Briefly, compression of the data is typically directed towards finding and reducing an amount of redundancy within the content, in order to be able to transmit the data in a more efficient form. For digital video content, compression then involves decreasing a number of bits used to represent an image in such a way that either an exact replica of the image or an approximate replica of the image is generated. The reduced image may then be transferred over a network and/or even stored more efficiently than the original image having more bits. When the content is to be played, such as being rendered to a video display screen, the compressed content may then be uncompressed.
One such set of compression mechanisms in wide use today are known as MPEG—from the Moving Picture Experts Group (MPEG). Briefly, MPEG is an encoding and compression standard for digital broadcast content. MPEG provides compression support for television quality transmission of video broadcast content. Moreover, MPEG provides for compressed audio, control, and even user broadcast content. One embodiment of MPEG-2 standards is described in ISO/IEC 13818-7 (available through the International Organization for Standardization or Organisation internationale de normalization, which is widely known as ISO), which is hereby incorporated by reference. Other standards from MPEG have also been generated, including, MPEG-4 for audio-visual objects.

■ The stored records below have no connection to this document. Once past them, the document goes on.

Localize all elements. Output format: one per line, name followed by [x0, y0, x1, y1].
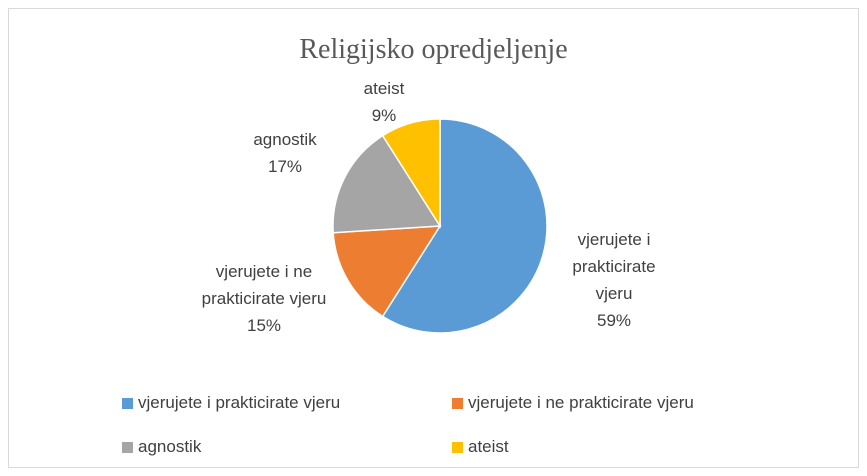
legend-item: vjerujete i ne prakticirate vjeru [452, 393, 694, 413]
data-label: vjerujete i prakticirate vjeru 59% [559, 226, 669, 334]
legend-item: vjerujete i prakticirate vjeru [122, 393, 340, 413]
chart-title: Religijsko opredjeljenje [299, 34, 568, 65]
data-label-value: 59% [596, 311, 632, 330]
data-label-name: ateist [363, 79, 405, 98]
data-label: agnostik 17% [230, 126, 340, 180]
legend-item: agnostik [122, 437, 201, 457]
pie-slice [381, 118, 441, 229]
data-label-name: vjerujete i ne prakticirate vjeru [201, 262, 327, 308]
data-label-name: agnostik [253, 130, 317, 149]
legend-swatch [452, 441, 463, 453]
data-label: ateist 9% [344, 75, 424, 129]
data-label: vjerujete i ne prakticirate vjeru 15% [194, 258, 334, 339]
legend-item: ateist [452, 437, 509, 457]
legend-swatch [122, 441, 133, 453]
pie-slice [332, 225, 442, 318]
legend-label: ateist [468, 437, 509, 456]
data-label-value: 9% [371, 106, 397, 125]
data-label-value: 15% [246, 316, 282, 335]
pie-slice [332, 134, 442, 234]
data-label-value: 17% [267, 157, 303, 176]
data-label-name: vjerujete i prakticirate vjeru [572, 230, 656, 303]
legend-label: agnostik [138, 437, 202, 456]
legend-swatch [122, 397, 133, 409]
pie [332, 118, 548, 334]
legend-swatch [452, 397, 463, 409]
pie-slice [381, 118, 548, 334]
legend-label: vjerujete i prakticirate vjeru [138, 393, 341, 412]
legend-label: vjerujete i ne prakticirate vjeru [468, 393, 694, 412]
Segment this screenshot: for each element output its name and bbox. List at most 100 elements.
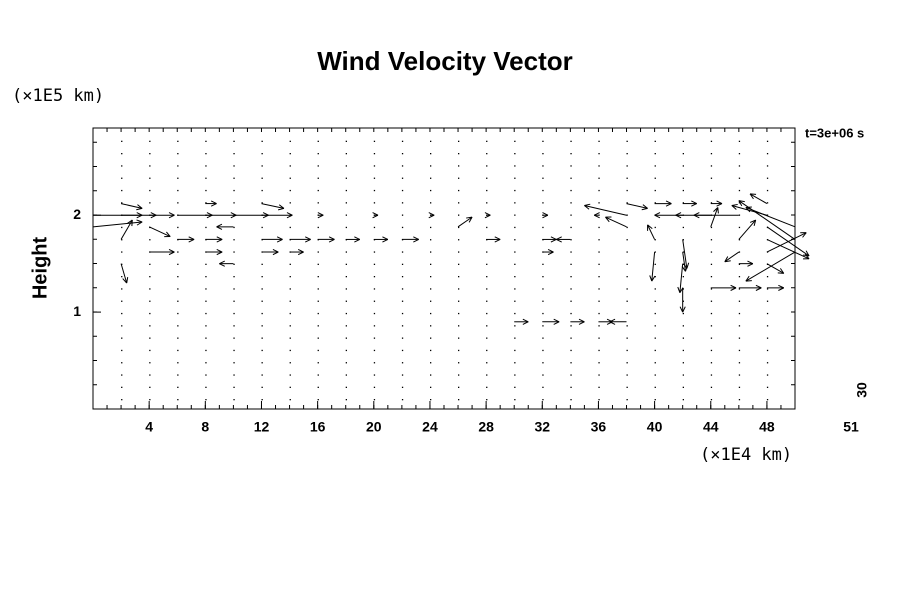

MPEG-2 employs content streams, which may include Packetized Elementary Streams (PES), which typically include fixed (or variable sized) blocks or frames of an integral number of elementary streams (ES) access units. An ES typically is a basic component of an MPEG content stream, and includes digital control data, digital audio, digital video, and other digital content (synchronous or asynchronous). A group of tightly coupled PES packets referenced to substantially the same time base comprises an MPEG program stream (PS). Each PES packet also may be broken into fixed-sized transport packet known as MPEG Transport Streams (TS) that form a general-purpose approach of combining one or more content streams, possible including independent time bases. Moreover, MPEG frames may include intra-frames (I-frames), forward predicted frames (P-frames), and/or bi-directional predicted frames (B-frames).
While MPEG has been in wide use for video compression or encoding, such algorithms have often still been considered too inefficient, costly, and/or slow for the amount and/or type of digital video content that users often demand access to over the Internet. Many video encoding codecs exist, some of which use more sophisticated, complex algorithms to encode an image sequence using fewer bits than MPEG-2. For example, MPEG-2 has been followed by MPEG-4 and then, more recently, by H.264. However, use of such compression or encoding algorithms may still use considerable computing resources. Therefore, it is respect to these and other considerations that the following is provided.